Now despite those major criticisms (and there are some other weird production decisions as well, abrupt jumps, odd cuts) even the second half of this episode isn’t all bad. The pacing remains fast, the visuals are distinctive and make this look like an alien world (even though, SPOILERS, it’s not) and throughout this story Whitaker is on top form with some subtle expressions and a Doctor who thinks on her feet, takes charge and solves problem after problem. It’s the patch where they are in the truck or just out of the truck that really suffers. Once they get to the tunnels things firm up a bit at least from an internal logic perspective. It’s all still happening too fast and the various sacrifices aren’t given time to breathe or for the audience to feel the significance.
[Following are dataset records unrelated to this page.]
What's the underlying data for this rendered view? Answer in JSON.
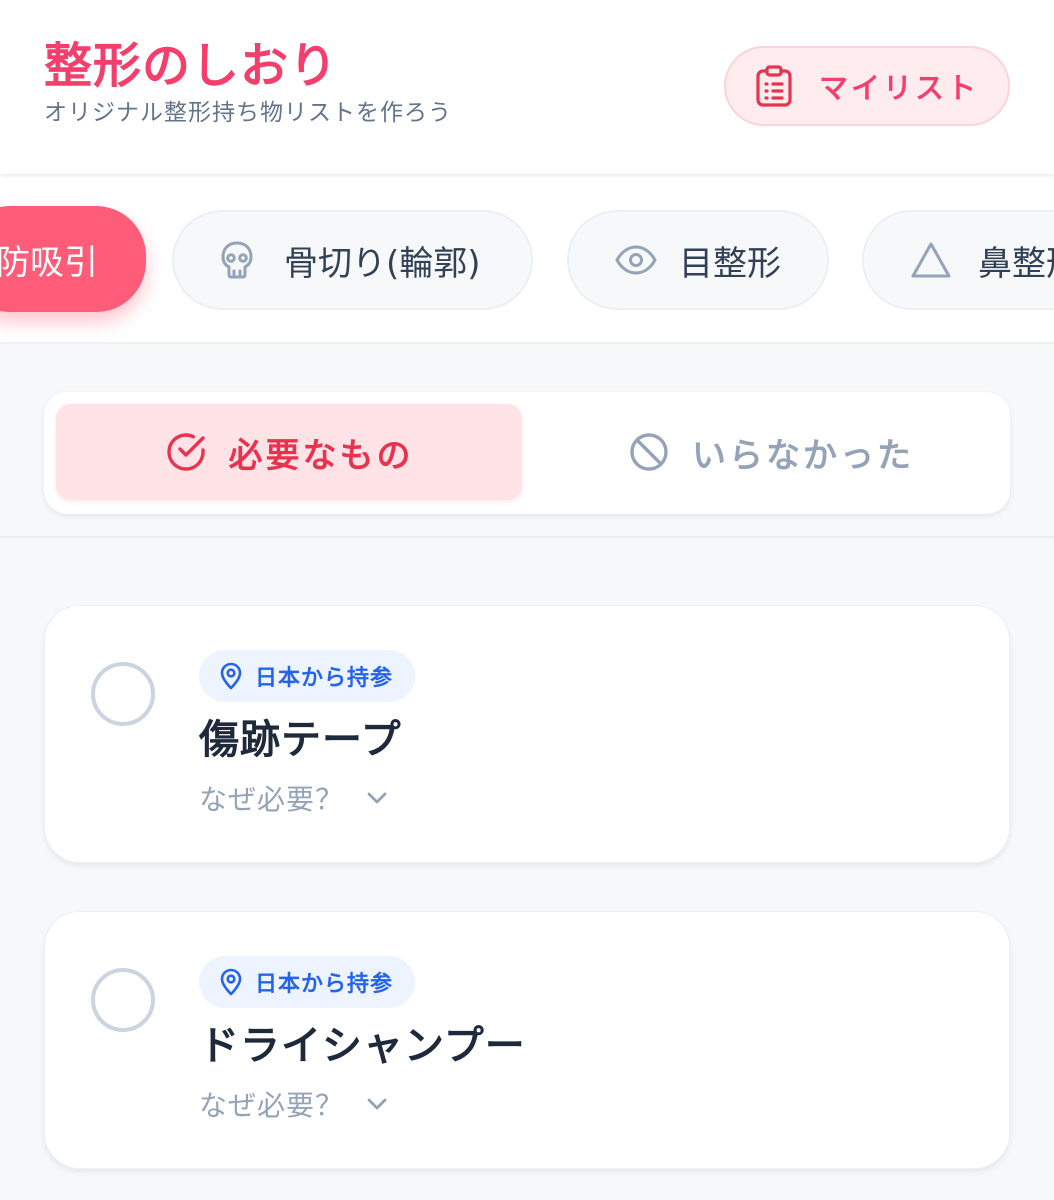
{
  "header": {
    "title": "整形のしおり",
    "subtitle": "オリジナル整形持ち物リストを作ろう",
    "mylist_label": "マイリスト"
  },
  "categories": [
    {
      "label": "防吸引",
      "icon": "none",
      "active": true
    },
    {
      "label": "骨切り(輪郭)",
      "icon": "skull-icon",
      "active": false
    },
    {
      "label": "目整形",
      "icon": "eye-icon",
      "active": false
    },
    {
      "label": "鼻整形",
      "icon": "triangle-icon",
      "active": false
    }
  ],
  "toggle": {
    "needed_label": "必要なもの",
    "unneeded_label": "いらなかった",
    "selected": "needed"
  },
  "items": [
    {
      "tag": "日本から持参",
      "name": "傷跡テープ",
      "why_label": "なぜ必要？",
      "checked": false
    },
    {
      "tag": "日本から持参",
      "name": "ドライシャンプー",
      "why_label": "なぜ必要？",
      "checked": false
    }
  ],
  "colors": {
    "brand": "#f43f6c",
    "active_chip": "#fe5c79",
    "tag_text": "#2563eb",
    "muted": "#94a3b8"
  }
}
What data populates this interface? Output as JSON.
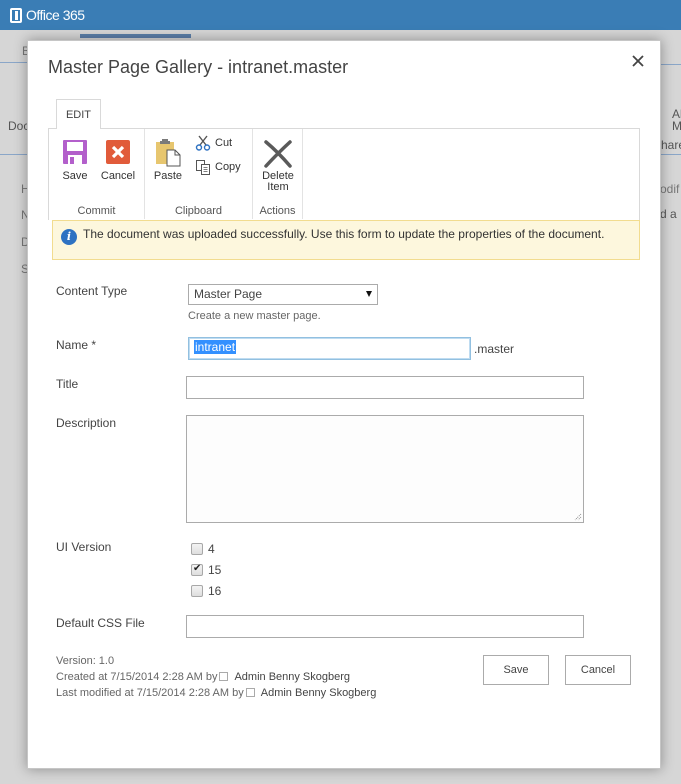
{
  "suite_bar": {
    "brand": "Office 365"
  },
  "background_page": {
    "left_fragments": [
      "B",
      "Doc",
      "H",
      "N",
      "D",
      "S"
    ],
    "right_fragments": [
      "Al",
      "M",
      "hare",
      "odif",
      "d a"
    ]
  },
  "dialog": {
    "title": "Master Page Gallery - intranet.master",
    "close_label": "Close"
  },
  "ribbon": {
    "tab": "EDIT",
    "groups": [
      {
        "label": "Commit",
        "buttons": [
          {
            "label": "Save",
            "icon": "save-icon"
          },
          {
            "label": "Cancel",
            "icon": "cancel-icon"
          }
        ]
      },
      {
        "label": "Clipboard",
        "buttons": [
          {
            "label": "Paste",
            "icon": "paste-icon"
          },
          {
            "label": "Cut",
            "icon": "cut-icon"
          },
          {
            "label": "Copy",
            "icon": "copy-icon"
          }
        ]
      },
      {
        "label": "Actions",
        "buttons": [
          {
            "label_line1": "Delete",
            "label_line2": "Item",
            "icon": "delete-icon"
          }
        ]
      }
    ]
  },
  "message": {
    "icon": "info-icon",
    "text": "The document was uploaded successfully. Use this form to update the properties of the document."
  },
  "form": {
    "content_type": {
      "label": "Content Type",
      "selected": "Master Page",
      "hint": "Create a new master page."
    },
    "name": {
      "label": "Name *",
      "value": "intranet",
      "suffix": ".master"
    },
    "title": {
      "label": "Title",
      "value": ""
    },
    "description": {
      "label": "Description",
      "value": ""
    },
    "ui_version": {
      "label": "UI Version",
      "options": [
        {
          "label": "4",
          "checked": false
        },
        {
          "label": "15",
          "checked": true
        },
        {
          "label": "16",
          "checked": false
        }
      ]
    },
    "default_css": {
      "label": "Default CSS File",
      "value": ""
    }
  },
  "meta": {
    "version": "Version: 1.0",
    "created_prefix": "Created at 7/15/2014 2:28 AM  by",
    "created_by": "Admin Benny Skogberg",
    "modified_prefix": "Last modified at 7/15/2014 2:28 AM  by",
    "modified_by": "Admin Benny Skogberg"
  },
  "buttons": {
    "save": "Save",
    "cancel": "Cancel"
  },
  "colors": {
    "suite_bar": "#3a7db5",
    "message_bg": "#fdf7dd",
    "save_icon": "#b35fcb",
    "cancel_icon": "#e15b3a",
    "info": "#2e72c2"
  }
}
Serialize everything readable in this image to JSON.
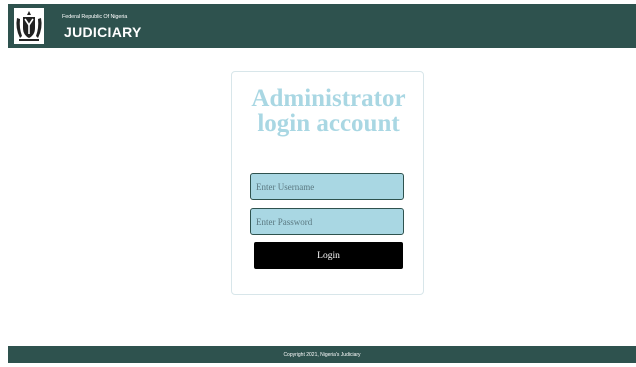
{
  "header": {
    "logo_icon": "coat-of-arms-icon",
    "subtitle": "Federal Republic Of Nigeria",
    "title": "JUDICIARY"
  },
  "login": {
    "title_line1": "Administrator",
    "title_line2": "login account",
    "username_placeholder": "Enter Username",
    "password_placeholder": "Enter Password",
    "button_label": "Login"
  },
  "footer": {
    "copyright": "Copyright 2021, Nigeria's Judiciary"
  },
  "colors": {
    "header_bg": "#2e524e",
    "accent": "#a9d7e3",
    "button_bg": "#000000"
  }
}
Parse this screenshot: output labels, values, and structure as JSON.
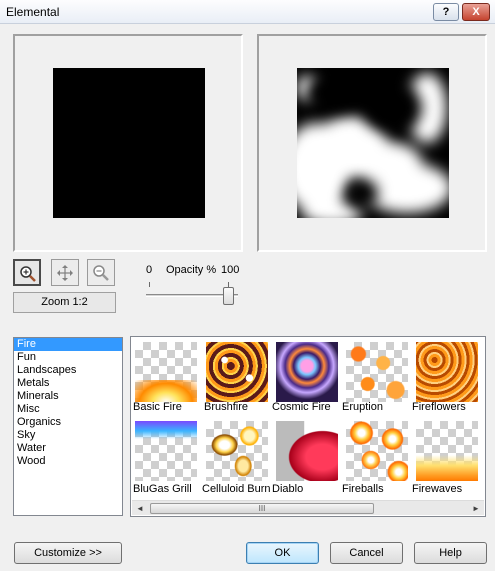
{
  "window": {
    "title": "Elemental",
    "help_label": "?",
    "close_label": "X"
  },
  "previews": [
    {
      "name": "preview-original",
      "content": "black square"
    },
    {
      "name": "preview-effect",
      "content": "cloud texture"
    }
  ],
  "tools": [
    {
      "name": "zoom-in-icon",
      "active": true
    },
    {
      "name": "pan-icon",
      "active": false
    },
    {
      "name": "zoom-out-icon",
      "active": false
    }
  ],
  "zoom": {
    "label": "Zoom 1:2"
  },
  "opacity": {
    "min_label": "0",
    "title": "Opacity %",
    "max_label": "100",
    "value": 100
  },
  "categories": {
    "items": [
      "Fire",
      "Fun",
      "Landscapes",
      "Metals",
      "Minerals",
      "Misc",
      "Organics",
      "Sky",
      "Water",
      "Wood"
    ],
    "selected": "Fire"
  },
  "thumbnails": [
    {
      "label": "Basic Fire",
      "style": "basic-fire"
    },
    {
      "label": "Brushfire",
      "style": "brushfire"
    },
    {
      "label": "Cosmic Fire",
      "style": "cosmic-fire"
    },
    {
      "label": "Eruption",
      "style": "eruption"
    },
    {
      "label": "Fireflowers",
      "style": "fireflowers"
    },
    {
      "label": "BluGas Grill",
      "style": "blugas-grill"
    },
    {
      "label": "Celluloid Burn",
      "style": "celluloid-burn"
    },
    {
      "label": "Diablo",
      "style": "diablo"
    },
    {
      "label": "Fireballs",
      "style": "fireballs"
    },
    {
      "label": "Firewaves",
      "style": "firewaves"
    }
  ],
  "scrollbar": {
    "left_arrow": "◄",
    "right_arrow": "►",
    "grip": "III"
  },
  "buttons": {
    "customize": "Customize   >>",
    "ok": "OK",
    "cancel": "Cancel",
    "help": "Help"
  },
  "colors": {
    "selection": "#3399ff",
    "dialog_bg": "#f0f0f0"
  }
}
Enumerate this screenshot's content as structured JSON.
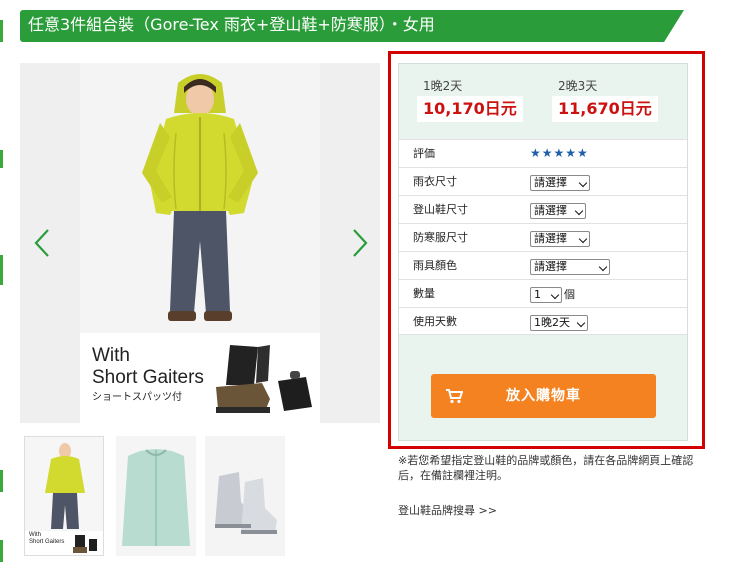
{
  "header": {
    "title": "任意3件組合裝（Gore-Tex 雨衣+登山鞋+防寒服）・女用"
  },
  "gallery": {
    "promo_line1": "With",
    "promo_line2": "Short Gaiters",
    "promo_line3": "ショートスパッツ付",
    "thumb1_promo_line1": "With",
    "thumb1_promo_line2": "Short Gaiters"
  },
  "pricing": {
    "plan1_label": "1晚2天",
    "plan1_price": "10,170日元",
    "plan2_label": "2晚3天",
    "plan2_price": "11,670日元"
  },
  "options": {
    "rating_label": "評価",
    "rating_value": 5,
    "rating_display": "★★★★★",
    "raincoat_label": "雨衣尺寸",
    "raincoat_value": "請選擇",
    "shoes_label": "登山鞋尺寸",
    "shoes_value": "請選擇",
    "coldwear_label": "防寒服尺寸",
    "coldwear_value": "請選擇",
    "raincolor_label": "雨具顏色",
    "raincolor_value": "請選擇",
    "qty_label": "數量",
    "qty_value": "1",
    "qty_unit": "個",
    "days_label": "使用天數",
    "days_value": "1晚2天"
  },
  "cart": {
    "label": "放入購物車"
  },
  "note": "※若您希望指定登山鞋的品牌或顏色，請在各品牌網頁上確認后，在備註欄裡注明。",
  "brand_link": "登山鞋品牌搜尋 >>",
  "colors": {
    "brand_green": "#2a9d3a",
    "price_red": "#cc1111",
    "cart_orange": "#f58220",
    "frame_red": "#d40000"
  }
}
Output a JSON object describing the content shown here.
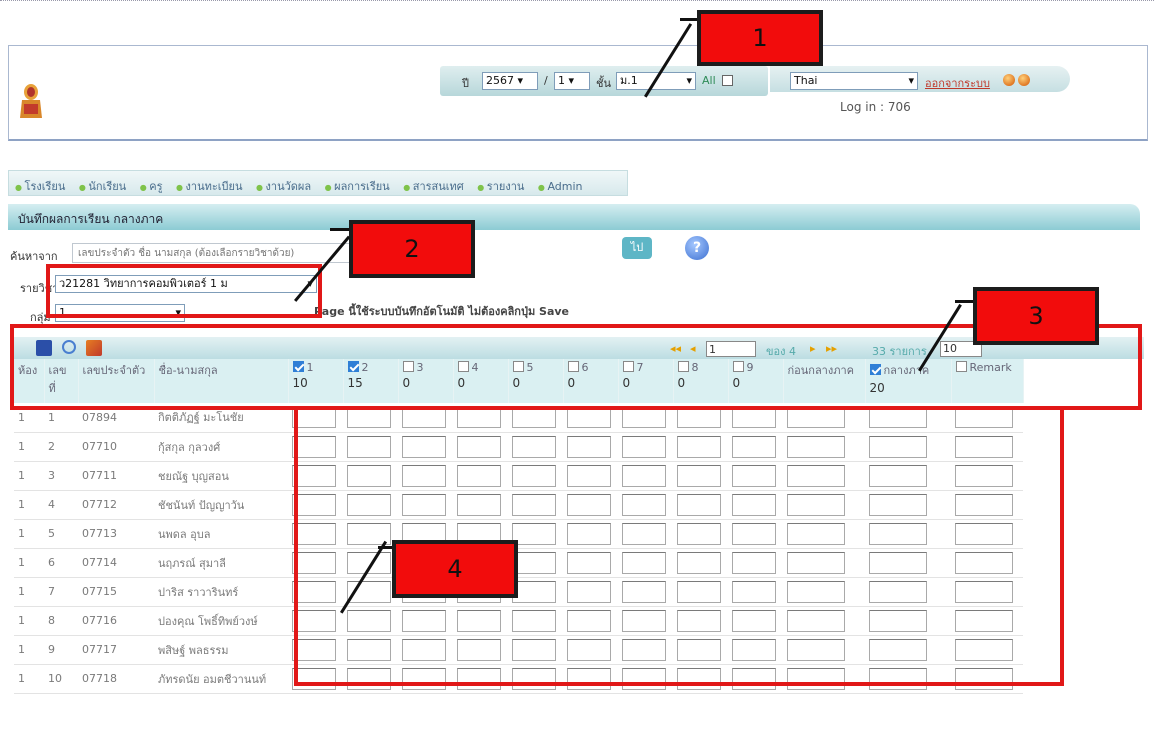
{
  "header": {
    "year_label": "ปี",
    "year": "2567",
    "term": "1",
    "class_label": "ชั้น",
    "class_value": "ม.1",
    "all_label": "All",
    "language": "Thai",
    "logout": "ออกจากระบบ",
    "login_info": "Log in : 706"
  },
  "nav": [
    "โรงเรียน",
    "นักเรียน",
    "ครู",
    "งานทะเบียน",
    "งานวัดผล",
    "ผลการเรียน",
    "สารสนเทศ",
    "รายงาน",
    "Admin"
  ],
  "title": "บันทึกผลการเรียน กลางภาค",
  "search": {
    "label": "ค้นหาจาก",
    "placeholder": "เลขประจำตัว ชื่อ นามสกุล (ต้องเลือกรายวิชาด้วย)",
    "go": "ไป"
  },
  "subject": {
    "label": "รายวิชา",
    "value": "ว21281 วิทยาการคอมพิวเตอร์ 1 ม"
  },
  "group": {
    "label": "กลุ่ม",
    "value": "1"
  },
  "note": "Page นี้ใช้ระบบบันทึกอัตโนมัติ ไม่ต้องคลิกปุ่ม Save",
  "pager": {
    "page": "1",
    "of_label": "ของ 4",
    "count": "33 รายการ",
    "rows": "10"
  },
  "columns": {
    "room": "ห้อง",
    "no": "เลขที่",
    "id": "เลขประจำตัว",
    "name": "ชื่อ-นามสกุล",
    "before_mid": "ก่อนกลางภาค",
    "mid": "กลางภาค",
    "remark": "Remark"
  },
  "score_cols": [
    {
      "label": "1",
      "max": "10",
      "checked": true
    },
    {
      "label": "2",
      "max": "15",
      "checked": true
    },
    {
      "label": "3",
      "max": "0",
      "checked": false
    },
    {
      "label": "4",
      "max": "0",
      "checked": false
    },
    {
      "label": "5",
      "max": "0",
      "checked": false
    },
    {
      "label": "6",
      "max": "0",
      "checked": false
    },
    {
      "label": "7",
      "max": "0",
      "checked": false
    },
    {
      "label": "8",
      "max": "0",
      "checked": false
    },
    {
      "label": "9",
      "max": "0",
      "checked": false
    }
  ],
  "mid_max": "20",
  "rows": [
    {
      "room": "1",
      "no": "1",
      "id": "07894",
      "name": "กิตติภัฏฐ์ มะโนชัย"
    },
    {
      "room": "1",
      "no": "2",
      "id": "07710",
      "name": "กุ้สกุล กุลวงศ์"
    },
    {
      "room": "1",
      "no": "3",
      "id": "07711",
      "name": "ชยณัฐ บุญสอน"
    },
    {
      "room": "1",
      "no": "4",
      "id": "07712",
      "name": "ชัชนันท์ ปัญญาวัน"
    },
    {
      "room": "1",
      "no": "5",
      "id": "07713",
      "name": "นพดล อุบล"
    },
    {
      "room": "1",
      "no": "6",
      "id": "07714",
      "name": "นฤภรณ์ สุมาลี"
    },
    {
      "room": "1",
      "no": "7",
      "id": "07715",
      "name": "ปาริส ราวารินทร์"
    },
    {
      "room": "1",
      "no": "8",
      "id": "07716",
      "name": "ปองคุณ โพธิ์ทิพย์วงษ์"
    },
    {
      "room": "1",
      "no": "9",
      "id": "07717",
      "name": "พสิษฐ์ พลธรรม"
    },
    {
      "room": "1",
      "no": "10",
      "id": "07718",
      "name": "ภัทรดนัย อมตชีวานนท์"
    }
  ],
  "annotations": [
    "1",
    "2",
    "3",
    "4"
  ]
}
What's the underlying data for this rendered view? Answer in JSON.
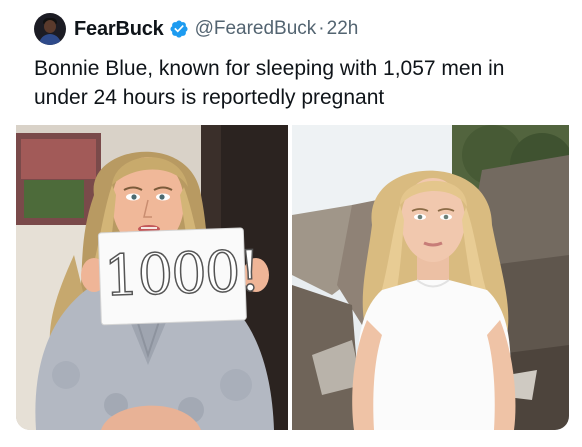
{
  "tweet": {
    "author_name": "FearBuck",
    "handle": "@FearedBuck",
    "separator": "·",
    "time": "22h",
    "text": "Bonnie Blue, known for sleeping with 1,057 men in under 24 hours is reportedly pregnant"
  },
  "media": {
    "left_photo": {
      "sign_text": "1000!"
    }
  },
  "colors": {
    "verified_blue": "#1d9bf0",
    "text_primary": "#0f1419",
    "text_secondary": "#536471"
  },
  "icons": {
    "verified": "verified-badge-icon"
  }
}
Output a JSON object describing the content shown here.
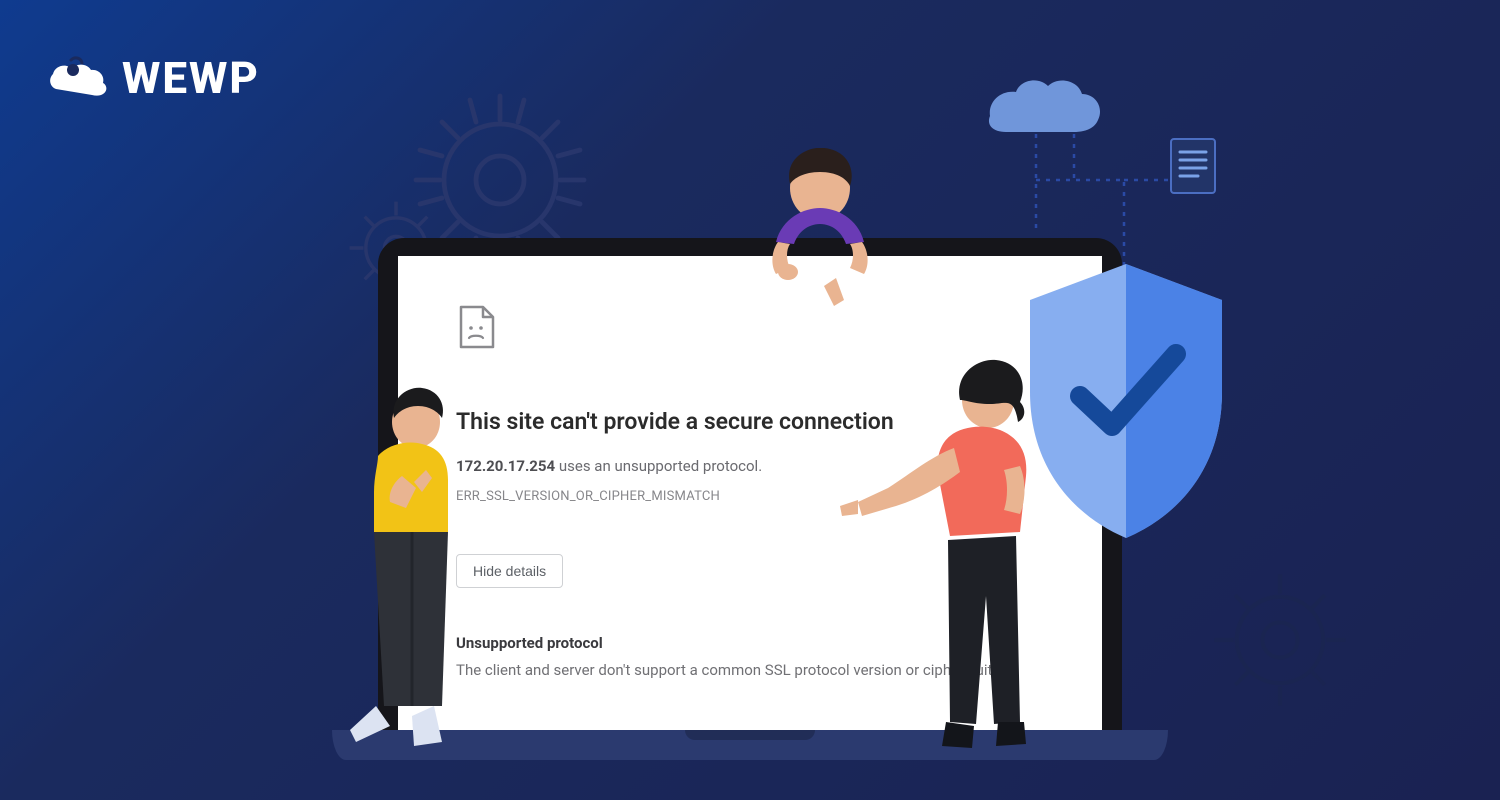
{
  "brand": {
    "name": "WEWP"
  },
  "error_page": {
    "title": "This site can't provide a secure connection",
    "ip": "172.20.17.254",
    "ip_suffix": "uses an unsupported protocol.",
    "code": "ERR_SSL_VERSION_OR_CIPHER_MISMATCH",
    "hide_details_label": "Hide details",
    "details_title": "Unsupported protocol",
    "details_body": "The client and server don't support a common SSL protocol version or cipher suite."
  },
  "icons": {
    "gear_large": "gear-icon",
    "gear_small": "gear-icon",
    "cloud": "cloud-icon",
    "document": "document-icon",
    "shield_check": "shield-check-icon",
    "sad_page": "sad-page-icon"
  },
  "colors": {
    "bg_grad_from": "#0f3b8f",
    "bg_grad_to": "#1a2252",
    "gear_stroke": "#28366c",
    "laptop_base": "#2b3a6f",
    "shield_light": "#87aef0",
    "shield_dark": "#4b82e6",
    "check": "#15499a"
  }
}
And then there’s the ending. In an episode that already has far too much in it for the run time available, to choose to give up most of two minutes to a long and very on the nose speech about climate change just wasn’t a good decision. The message was already present in the episode with the initial reveal that this was really Earth and the Dregs are our future. That’s not an original concept but it’s perfectly good sci-fi material. We just didn’t need the point hammered home in such a blunt manner. I get the impression that Chris Chibnal was eager to refocus Who at a younger audience and perhaps that’s why we get such on the nose material, but I don’t think it was very successful at least in this case. There is probably something to be learned here about how difficult this show is to produce and how difficult it is to balance two very difference audiences in nit-picking adult fans and children.

Perhaps most frustratingly is that the bones, even the first half, of a really good horror tinged, based-under-siege episode are in place here. Remove some of the extraneous plot, perhaps drop a couple or three characters and this could be really good. Instead it’s fun for a lot of the running time, but annoying and stupid at key moments. The wonderful Laura Fraser is badly underused as Kane, a character that would have benefitted from more development particularly her relationship with Bella. The Dregs are a great concept and work well in brief glimpses and in the shadows, but not so well when out in the open. Yeah, there’s plenty to criticize here.

So it’s it really the nadir of Doctor Who? Is it a crime against television? No to the second one certainly, I’ve seen far worse things air on tv just in the time since this was originally broadcast (try watching some seasons of The Flash if you don’t believe me). And for all its (many) flaws, it is mostly a fun watch which puts it ahead of a few other NuWho episodes in my book (The Lazarus Experiment, I am looking at you). I’m not sure this really counts as a defense because I’m not claiming it’s good, but for me at least there is entertainment value here at least on a shallow, surface level.